Mortality selection occurs when a non-random subset of a population of interest has died before data collection and is unobserved in the data. Mortality selection is of general concern in the social and health sciences, but has received little attention in genetic epidemiology. We tested the hypothesis that mortality selection may bias genetic association estimates, using data from the US-based Health and Retirement Study (HRS).

METHODS

We tested mortality selection into the HRS genetic database by comparing HRS respondents who survive until genetic data collection in 2006 with those who do not. We next modelled mortality selection on demographic, health and social characteristics to calculate mortality selection probability weights. We analysed polygenic score associations with several traits before and after applying inverse-probability weighting to account for mortality selection. We tested simple associations and time-varying genetic associations (i.e. gene-by-cohort interactions).

RESULTS

We observed mortality selection into the HRS genetic database on demographic, health and social characteristics.
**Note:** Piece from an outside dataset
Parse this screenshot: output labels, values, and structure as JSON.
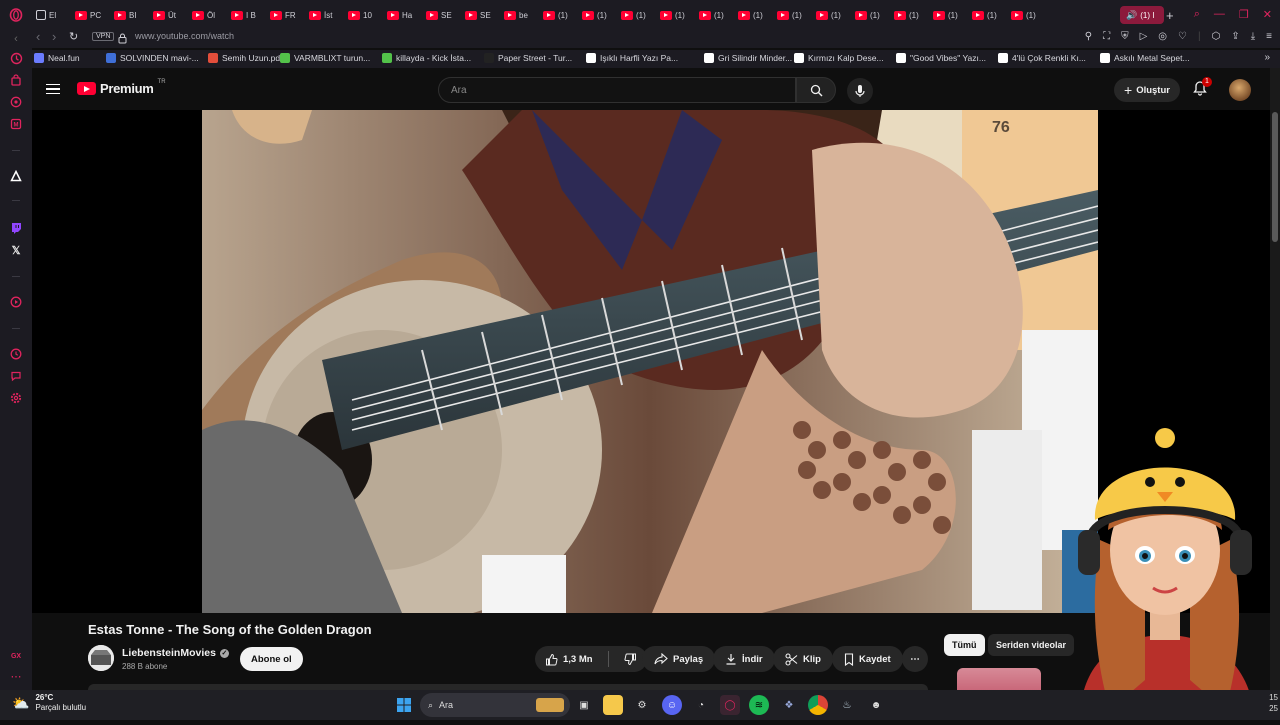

Correction for mortality selection using inverse probability weighting methods did not change simple association estimates. However, using these methods did change estimates of gene-by-cohort interaction effects. Correction for mortality selection changed gene-by-cohort interaction estimates in the opposite direction from increased mortality selection based on analysis of HRS respondents surviving through 2012.

CONCLUSIONS

Mortality selection may bias estimates of gene-by-cohort interaction effects. Analyses of HRS data can adjust for mortality selection associated with observables by including probability weights. Mortality selection is a potential confounder of genetic association studies, but the magnitude of confounding varies by trait.

摘要

背景

当感兴趣的人群中一个非随机的子集在数据收集之前死亡且在数据中未被观察到时,就会发生死亡率选择。死亡率选择在社会科学和健康科学中普遍受到关注,但在遗传流行病学中却很少受到关注。我们使用来自美国健康与退休研究(HRS)的数据检验了死亡率选择可能会偏倚遗传关联估计的假设。

方法

我们通过比较在 2006 年遗传数据收集前存活至 HRS 的受访者与未存活至 HRS 的受访者,来检验死亡率选择进入 HRS 遗传数据库的情况。接下来,我们根据人口统计学、健康和社会特征对死亡率选择进行建模,以计算死亡率选择概率权重。在应用逆概率加权法来纠正死亡率选择之前,我们对多基因评分与几个性状的关联进行了分析。我们在考虑死亡率选择的情况下分析了简单关联和时变遗传关联(即基因与队列的交互作用)。

结果

我们观察到死亡率选择与人口统计学、健康和社会特征有关。使用逆概率加权法进行死亡率选择校正并未改变简单关联的估计值。然而,使用这些方法确实改变了基因与队列的交互作用效果的估计值。基于对 2012 年之前存活的 HRS 受访者的分析,死亡率选择校正改变了基因与队列的交互作用估计值,与死亡率选择增加的方向相反。

结论

死亡率选择可能会偏倚基因与队列的交互作用效果的估计值。通过包括概率权重,HRS 数据分析可以调整与可观察因素相关的死亡率选择。死亡率选择是遗传关联研究的一个潜在混杂因素,但混杂的程度因性状而异。